The spread of an infectious disease is known to change people's behavior, which in turn affects the spread of disease. Adaptive network models that account for both epidemic and behavioral change have found oscillations, but in an extremely narrow region of the parameter space, which contrasts with intuition and available data. In this paper we propose a simple susceptible-infected-susceptible epidemic model on an adaptive network with time-delayed rewiring, and show that oscillatory solutions are now present in a wide region of the parameter space. Altering the transmission or rewiring rates reveals the presence of an endemic bubble—an enclosed region of the parameter space where oscillations are observed.

Figure 1

Comparison between the solution of (4) and numerical simulation. Three sets of results are shown, $\omega =0$ (top), $\omega =1$ (middle), and $\omega =1.4$ (bottom). Other parameters are $\beta =0.6$, $\gamma =1$, $\tau =6$, and $\langle k\rangle =10$. Simulation results are averaged across 100 iterations on random networks of 1000 nodes. All simulations begin by randomly selecting a node to infect at time $t=0$. Simulation runs which die out are discarded and performed again.

Figure 2

(a) A two-parameter bifurcation diagram indicating different dynamical regimes in the behavior of model (4) with $\beta =0.6$. (b) The endemic bubble for model (4) for $\tau =6$. The endemic equilibrium is stable on the gray surface and unstable on the green surface.
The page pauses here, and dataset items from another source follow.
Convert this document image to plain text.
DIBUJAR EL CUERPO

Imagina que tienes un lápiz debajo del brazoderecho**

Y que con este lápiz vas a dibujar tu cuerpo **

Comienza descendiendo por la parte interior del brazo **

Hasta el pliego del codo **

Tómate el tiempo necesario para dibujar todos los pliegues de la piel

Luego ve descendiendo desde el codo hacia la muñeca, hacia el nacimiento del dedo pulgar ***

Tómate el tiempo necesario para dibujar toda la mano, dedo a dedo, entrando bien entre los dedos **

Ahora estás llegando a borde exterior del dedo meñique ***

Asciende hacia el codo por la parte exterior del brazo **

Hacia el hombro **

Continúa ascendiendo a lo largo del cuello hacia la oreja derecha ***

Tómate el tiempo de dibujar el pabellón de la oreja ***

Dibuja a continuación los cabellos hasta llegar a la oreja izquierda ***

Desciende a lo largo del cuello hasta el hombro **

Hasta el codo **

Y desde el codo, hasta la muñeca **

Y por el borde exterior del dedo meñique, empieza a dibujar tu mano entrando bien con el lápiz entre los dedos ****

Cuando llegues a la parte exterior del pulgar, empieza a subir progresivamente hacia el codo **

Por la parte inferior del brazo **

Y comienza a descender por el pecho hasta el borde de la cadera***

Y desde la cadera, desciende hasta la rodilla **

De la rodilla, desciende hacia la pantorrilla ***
The green surface is constructed using the minima and maxima of oscillations and shows the shape of the endemic bubble. (c) The value of the endemic equilibrium plotted against the rewiring delay $\tau$ for $\beta =0.6$ and $\omega =2$. Increasing $\tau$ decreases the expected number of infected individuals at endemic equilibrium until the Hopf bifurcation point, beyond which the amplitude of oscillations grows. (d) The average behavior from 100 numerical simulations on random networks of 1000 nodes compared to the mean-field model (4). The solid black line (circles) denotes the prevalence of the disease in the mean-field model (simulations), and the red dashed line (diamonds) denotes the normalized mean degree calculated from (6). Parameter values are $\beta =0.55$, $\omega =1.5$, $\tau =5.5$, $\gamma =1$, $\langle k\rangle =10$. Simulations in which epidemic outbreaks died out were discarded and performed again.

Figure 3

Real part of the maximum characteristic eigenvalue of the endemic equilibrium of (4) for $\beta =0.2$ (a), 0.4 (b), and 0.6 (c). Other parameters are the same as in Fig. 2. The endemic equilibrium is unstable in the red/yellow region, stable in the green/blue region, and biologically infeasible in the white region.

Figure 4

Snapshots of the degree distribution for networks of ${10}^4$ nodes. In each plot the black (solid) line is the initial degree distribution, the blue (dashed) line is for the early growth phase, red (dotted) shows an early peak, and green (dash-dotted) and magenta (squares) show later snapshots. Disease parameters are $\beta =0.6$, $\gamma =1$, $\omega =1.4$, $\tau =6$. (a) Erdős-Rényi network with $\langle k\rangle =10$. (b) Homogeneous network with $k=10$ for all nodes. (c), (d) Truncated scale-free networks with the scaling exponents $\alpha =2$ and 3, respectively.